Sometimes the major Western powers still managed to stand up for human rights, as in Burma, North Korea and Sudan. Other times, governments from the developing world stepped in.
India, for example, played a constructive role in opposing the king of Nepal's takeover of the government in February 2005. Opposition was also seen on his crackdown on political parties and civil society (although India continued lending support to Burma's murderous generals).
The Association of Southeast Asian Nations (ASEAN) did better with Burma, successfully pressuring it to relinquish its 2006 chairmanship because of its disastrous human rights record.
Mexico took the lead in convincing the United Nations Commission on Human Rights to maintain a special rapporteur on protecting human rights while countering terrorism.
Kyrgyzstan stood up to intense pressure from its powerful neighbor, Uzbekistan, to rescue all but four of 443 refugees from the Andijan massacre, and Romania accepted the rescued refugees for temporary resettlement pending long-term relocation.

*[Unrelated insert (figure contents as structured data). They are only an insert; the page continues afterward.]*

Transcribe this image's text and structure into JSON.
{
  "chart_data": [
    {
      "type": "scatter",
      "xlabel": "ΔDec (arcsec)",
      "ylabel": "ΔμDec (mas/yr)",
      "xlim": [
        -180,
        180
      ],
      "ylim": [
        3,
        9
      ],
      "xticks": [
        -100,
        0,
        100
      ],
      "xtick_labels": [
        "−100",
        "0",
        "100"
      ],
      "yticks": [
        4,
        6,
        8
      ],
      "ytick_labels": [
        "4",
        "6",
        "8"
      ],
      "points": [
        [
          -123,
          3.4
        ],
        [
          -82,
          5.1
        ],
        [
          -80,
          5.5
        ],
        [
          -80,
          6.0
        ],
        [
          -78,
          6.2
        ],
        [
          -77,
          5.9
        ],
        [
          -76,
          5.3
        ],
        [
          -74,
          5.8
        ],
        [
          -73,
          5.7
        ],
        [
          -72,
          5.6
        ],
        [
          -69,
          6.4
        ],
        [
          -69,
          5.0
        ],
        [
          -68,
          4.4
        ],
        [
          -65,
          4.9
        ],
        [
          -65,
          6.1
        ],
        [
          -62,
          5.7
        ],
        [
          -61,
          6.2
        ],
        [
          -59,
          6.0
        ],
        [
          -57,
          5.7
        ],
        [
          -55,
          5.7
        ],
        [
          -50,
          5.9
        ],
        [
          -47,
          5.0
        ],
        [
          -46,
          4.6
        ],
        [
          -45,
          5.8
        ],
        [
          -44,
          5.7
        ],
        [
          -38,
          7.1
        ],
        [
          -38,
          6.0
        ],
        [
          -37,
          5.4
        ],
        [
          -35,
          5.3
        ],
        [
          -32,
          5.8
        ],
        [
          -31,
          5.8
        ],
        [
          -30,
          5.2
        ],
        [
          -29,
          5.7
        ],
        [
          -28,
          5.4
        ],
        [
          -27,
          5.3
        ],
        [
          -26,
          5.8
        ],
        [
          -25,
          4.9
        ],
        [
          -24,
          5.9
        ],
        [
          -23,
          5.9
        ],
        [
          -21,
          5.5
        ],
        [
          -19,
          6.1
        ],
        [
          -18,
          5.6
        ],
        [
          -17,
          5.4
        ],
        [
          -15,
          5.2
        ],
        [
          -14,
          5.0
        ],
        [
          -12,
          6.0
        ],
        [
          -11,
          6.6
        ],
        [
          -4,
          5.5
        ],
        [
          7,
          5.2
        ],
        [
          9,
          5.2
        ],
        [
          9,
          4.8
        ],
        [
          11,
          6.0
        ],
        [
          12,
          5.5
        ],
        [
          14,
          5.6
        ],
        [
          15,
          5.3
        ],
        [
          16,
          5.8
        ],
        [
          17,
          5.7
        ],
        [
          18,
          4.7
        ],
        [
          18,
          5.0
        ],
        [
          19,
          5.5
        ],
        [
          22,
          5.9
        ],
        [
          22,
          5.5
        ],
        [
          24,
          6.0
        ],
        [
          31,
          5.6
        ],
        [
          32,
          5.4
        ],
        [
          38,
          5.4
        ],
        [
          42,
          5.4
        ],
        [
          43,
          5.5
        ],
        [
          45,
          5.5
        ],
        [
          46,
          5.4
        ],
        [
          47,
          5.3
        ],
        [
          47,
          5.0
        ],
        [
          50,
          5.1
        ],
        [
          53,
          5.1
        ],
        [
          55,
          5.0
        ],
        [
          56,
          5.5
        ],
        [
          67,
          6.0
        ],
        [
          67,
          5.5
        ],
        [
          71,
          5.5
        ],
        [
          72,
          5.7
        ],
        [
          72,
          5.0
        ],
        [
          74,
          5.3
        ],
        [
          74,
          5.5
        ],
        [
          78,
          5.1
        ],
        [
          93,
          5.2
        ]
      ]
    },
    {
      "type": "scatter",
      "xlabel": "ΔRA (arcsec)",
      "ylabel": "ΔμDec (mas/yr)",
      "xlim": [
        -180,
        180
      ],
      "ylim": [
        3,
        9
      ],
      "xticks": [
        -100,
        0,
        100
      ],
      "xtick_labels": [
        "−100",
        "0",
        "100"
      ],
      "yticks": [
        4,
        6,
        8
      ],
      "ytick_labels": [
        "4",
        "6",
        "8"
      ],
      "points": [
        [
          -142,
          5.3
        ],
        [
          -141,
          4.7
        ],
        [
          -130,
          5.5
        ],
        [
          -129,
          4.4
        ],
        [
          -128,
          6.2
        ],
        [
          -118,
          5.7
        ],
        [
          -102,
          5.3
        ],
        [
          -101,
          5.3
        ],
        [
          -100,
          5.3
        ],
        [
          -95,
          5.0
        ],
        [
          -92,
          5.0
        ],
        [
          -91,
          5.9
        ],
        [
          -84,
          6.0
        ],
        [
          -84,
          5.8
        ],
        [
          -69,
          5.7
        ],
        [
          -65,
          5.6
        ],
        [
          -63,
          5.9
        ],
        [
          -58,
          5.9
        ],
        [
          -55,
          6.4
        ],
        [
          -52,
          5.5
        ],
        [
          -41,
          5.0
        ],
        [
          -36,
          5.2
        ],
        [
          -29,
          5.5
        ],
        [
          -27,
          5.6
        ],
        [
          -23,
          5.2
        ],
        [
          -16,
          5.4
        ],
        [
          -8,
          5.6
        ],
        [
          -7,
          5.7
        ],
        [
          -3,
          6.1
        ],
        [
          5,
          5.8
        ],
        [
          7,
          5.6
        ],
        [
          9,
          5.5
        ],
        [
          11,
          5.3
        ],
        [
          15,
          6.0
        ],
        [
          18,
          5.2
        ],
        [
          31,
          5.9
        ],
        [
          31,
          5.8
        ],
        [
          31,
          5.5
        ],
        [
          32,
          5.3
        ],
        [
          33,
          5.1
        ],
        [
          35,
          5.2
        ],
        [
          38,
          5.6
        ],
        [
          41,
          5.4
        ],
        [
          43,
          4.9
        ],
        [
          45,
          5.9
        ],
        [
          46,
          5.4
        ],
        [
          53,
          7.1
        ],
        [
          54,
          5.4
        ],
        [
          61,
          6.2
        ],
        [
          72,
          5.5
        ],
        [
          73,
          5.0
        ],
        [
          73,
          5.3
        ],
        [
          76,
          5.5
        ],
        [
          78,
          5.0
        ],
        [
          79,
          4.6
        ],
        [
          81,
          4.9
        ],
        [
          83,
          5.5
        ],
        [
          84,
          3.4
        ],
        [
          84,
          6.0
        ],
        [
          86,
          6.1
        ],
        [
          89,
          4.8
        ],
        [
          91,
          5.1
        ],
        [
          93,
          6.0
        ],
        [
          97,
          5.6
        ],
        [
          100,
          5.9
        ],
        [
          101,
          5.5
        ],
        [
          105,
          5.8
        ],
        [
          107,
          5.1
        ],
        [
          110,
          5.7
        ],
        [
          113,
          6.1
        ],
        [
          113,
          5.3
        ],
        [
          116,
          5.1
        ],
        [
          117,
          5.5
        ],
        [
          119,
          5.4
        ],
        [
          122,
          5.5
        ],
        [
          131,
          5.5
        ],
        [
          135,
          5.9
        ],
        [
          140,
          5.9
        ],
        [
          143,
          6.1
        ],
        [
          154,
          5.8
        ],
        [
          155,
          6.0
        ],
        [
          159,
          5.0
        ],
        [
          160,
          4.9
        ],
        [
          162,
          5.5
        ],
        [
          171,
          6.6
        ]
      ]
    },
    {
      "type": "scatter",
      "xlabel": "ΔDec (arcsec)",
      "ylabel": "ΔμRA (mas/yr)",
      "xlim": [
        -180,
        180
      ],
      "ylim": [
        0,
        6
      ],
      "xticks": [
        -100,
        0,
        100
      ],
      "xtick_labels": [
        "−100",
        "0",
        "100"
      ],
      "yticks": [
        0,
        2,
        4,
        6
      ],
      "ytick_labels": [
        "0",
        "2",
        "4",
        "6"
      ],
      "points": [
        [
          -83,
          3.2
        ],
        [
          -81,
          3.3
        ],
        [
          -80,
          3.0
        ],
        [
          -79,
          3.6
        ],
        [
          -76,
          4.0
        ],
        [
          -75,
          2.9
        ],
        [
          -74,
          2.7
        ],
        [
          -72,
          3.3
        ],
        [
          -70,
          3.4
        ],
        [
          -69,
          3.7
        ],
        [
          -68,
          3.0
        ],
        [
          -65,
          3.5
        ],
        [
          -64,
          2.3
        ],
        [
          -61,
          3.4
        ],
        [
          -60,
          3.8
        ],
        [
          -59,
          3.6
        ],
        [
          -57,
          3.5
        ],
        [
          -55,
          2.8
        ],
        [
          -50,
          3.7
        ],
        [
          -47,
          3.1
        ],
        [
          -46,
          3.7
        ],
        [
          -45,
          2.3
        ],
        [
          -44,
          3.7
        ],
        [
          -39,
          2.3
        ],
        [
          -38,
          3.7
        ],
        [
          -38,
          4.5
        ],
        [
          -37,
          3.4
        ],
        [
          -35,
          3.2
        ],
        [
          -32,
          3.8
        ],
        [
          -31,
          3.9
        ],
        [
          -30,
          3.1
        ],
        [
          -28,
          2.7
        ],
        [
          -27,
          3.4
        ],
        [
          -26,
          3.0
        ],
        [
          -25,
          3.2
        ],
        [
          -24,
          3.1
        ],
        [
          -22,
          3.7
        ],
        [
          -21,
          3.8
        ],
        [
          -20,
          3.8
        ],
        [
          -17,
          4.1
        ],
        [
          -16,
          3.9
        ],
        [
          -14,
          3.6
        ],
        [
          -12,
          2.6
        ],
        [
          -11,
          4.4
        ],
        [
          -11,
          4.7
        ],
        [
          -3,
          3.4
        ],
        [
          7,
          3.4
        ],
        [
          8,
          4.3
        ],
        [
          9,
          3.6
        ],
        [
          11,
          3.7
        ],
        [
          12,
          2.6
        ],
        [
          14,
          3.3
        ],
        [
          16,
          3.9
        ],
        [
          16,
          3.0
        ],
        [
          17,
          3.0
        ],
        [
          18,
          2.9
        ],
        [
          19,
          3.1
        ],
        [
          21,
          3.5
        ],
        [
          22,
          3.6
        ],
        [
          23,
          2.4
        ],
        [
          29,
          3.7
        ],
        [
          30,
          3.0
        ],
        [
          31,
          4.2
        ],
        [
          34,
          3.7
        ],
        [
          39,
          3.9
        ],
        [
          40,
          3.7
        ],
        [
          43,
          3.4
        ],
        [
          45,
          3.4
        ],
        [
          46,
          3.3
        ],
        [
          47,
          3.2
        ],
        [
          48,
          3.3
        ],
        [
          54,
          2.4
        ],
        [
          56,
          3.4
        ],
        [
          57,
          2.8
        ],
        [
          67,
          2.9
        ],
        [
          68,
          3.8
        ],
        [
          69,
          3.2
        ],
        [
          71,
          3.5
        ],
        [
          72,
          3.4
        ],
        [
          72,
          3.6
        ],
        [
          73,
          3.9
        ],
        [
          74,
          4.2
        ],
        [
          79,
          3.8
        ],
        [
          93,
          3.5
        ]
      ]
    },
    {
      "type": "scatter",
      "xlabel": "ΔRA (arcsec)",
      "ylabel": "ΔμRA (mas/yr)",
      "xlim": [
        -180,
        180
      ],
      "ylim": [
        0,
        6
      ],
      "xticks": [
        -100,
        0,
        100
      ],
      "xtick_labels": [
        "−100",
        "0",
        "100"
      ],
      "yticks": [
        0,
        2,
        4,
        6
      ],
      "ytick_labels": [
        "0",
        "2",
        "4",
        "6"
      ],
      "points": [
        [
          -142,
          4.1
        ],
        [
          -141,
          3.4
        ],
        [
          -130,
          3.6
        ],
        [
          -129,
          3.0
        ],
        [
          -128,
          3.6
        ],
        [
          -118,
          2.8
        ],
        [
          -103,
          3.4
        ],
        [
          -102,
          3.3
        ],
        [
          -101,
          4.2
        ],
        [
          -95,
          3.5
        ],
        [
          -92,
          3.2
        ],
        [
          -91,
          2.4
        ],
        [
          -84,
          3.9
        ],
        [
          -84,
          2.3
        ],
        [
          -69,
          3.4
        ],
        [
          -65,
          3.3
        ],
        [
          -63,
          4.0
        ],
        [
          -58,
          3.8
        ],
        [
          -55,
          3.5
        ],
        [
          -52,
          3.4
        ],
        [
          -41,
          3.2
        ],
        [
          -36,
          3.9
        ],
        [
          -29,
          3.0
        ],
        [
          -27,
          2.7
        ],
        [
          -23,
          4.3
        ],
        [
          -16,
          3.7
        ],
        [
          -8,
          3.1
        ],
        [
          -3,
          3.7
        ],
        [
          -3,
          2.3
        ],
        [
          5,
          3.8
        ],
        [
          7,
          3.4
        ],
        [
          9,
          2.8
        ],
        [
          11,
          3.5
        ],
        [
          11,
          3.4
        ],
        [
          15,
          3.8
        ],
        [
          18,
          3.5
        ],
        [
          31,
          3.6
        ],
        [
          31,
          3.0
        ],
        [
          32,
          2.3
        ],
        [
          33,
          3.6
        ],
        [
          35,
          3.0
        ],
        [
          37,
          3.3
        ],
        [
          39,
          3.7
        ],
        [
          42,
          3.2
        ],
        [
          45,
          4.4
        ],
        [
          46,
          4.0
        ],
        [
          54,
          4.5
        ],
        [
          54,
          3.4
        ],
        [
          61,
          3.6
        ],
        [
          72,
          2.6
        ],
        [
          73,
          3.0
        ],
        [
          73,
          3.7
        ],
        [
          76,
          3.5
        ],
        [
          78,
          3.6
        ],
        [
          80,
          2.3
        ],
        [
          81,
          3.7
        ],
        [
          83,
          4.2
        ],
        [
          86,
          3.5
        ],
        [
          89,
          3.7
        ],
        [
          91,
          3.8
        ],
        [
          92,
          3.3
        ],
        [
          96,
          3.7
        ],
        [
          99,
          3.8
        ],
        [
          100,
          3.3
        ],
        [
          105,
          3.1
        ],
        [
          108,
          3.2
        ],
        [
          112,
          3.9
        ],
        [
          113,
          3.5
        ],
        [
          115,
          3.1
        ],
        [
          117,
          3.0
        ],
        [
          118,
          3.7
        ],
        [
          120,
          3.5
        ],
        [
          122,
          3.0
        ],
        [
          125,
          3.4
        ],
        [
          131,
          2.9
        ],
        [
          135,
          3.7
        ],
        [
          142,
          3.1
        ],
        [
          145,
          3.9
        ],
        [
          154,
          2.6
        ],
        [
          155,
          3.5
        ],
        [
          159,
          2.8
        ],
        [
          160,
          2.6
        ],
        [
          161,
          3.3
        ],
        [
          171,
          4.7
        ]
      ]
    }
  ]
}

Still, governments from the developing world were hardly consistent themselves in defending human rights.
Some of them took the lead, for example, in undermining the U.N. Commission on Human Rights and trying to prevent the emergence of an improved successor, the proposed U.N. Human Rights Council.
Others prevented the U.N. General Assembly from condemning ongoing ethnic cleansing in Darfur.
Moreover, even those that showed a genuine commitment to human rights lacked the influence to make up for reduced Western backing.
At the multilateral level, there was also some good news to report in 2005. The International Criminal Court advanced with the filing of its first indictments — on Uganda — and the U.N. Security Council's first referral to it of a case — Darfur.
A U.N. committee concluded negotiations on a new convention to combat enforced disappearances, and fifteen African countries adopted a new protocol on the rights of women.
A summit of world leaders at the United Nations endorsed a Canadian-sponsored concept of a global "responsibility to protect" people facing mass slaughter.
They took preliminary steps toward strengthening the organization's human rights machinery, but as this report went to press in late November, major questions remained about the fate and definition of the proposed Human Rights Council.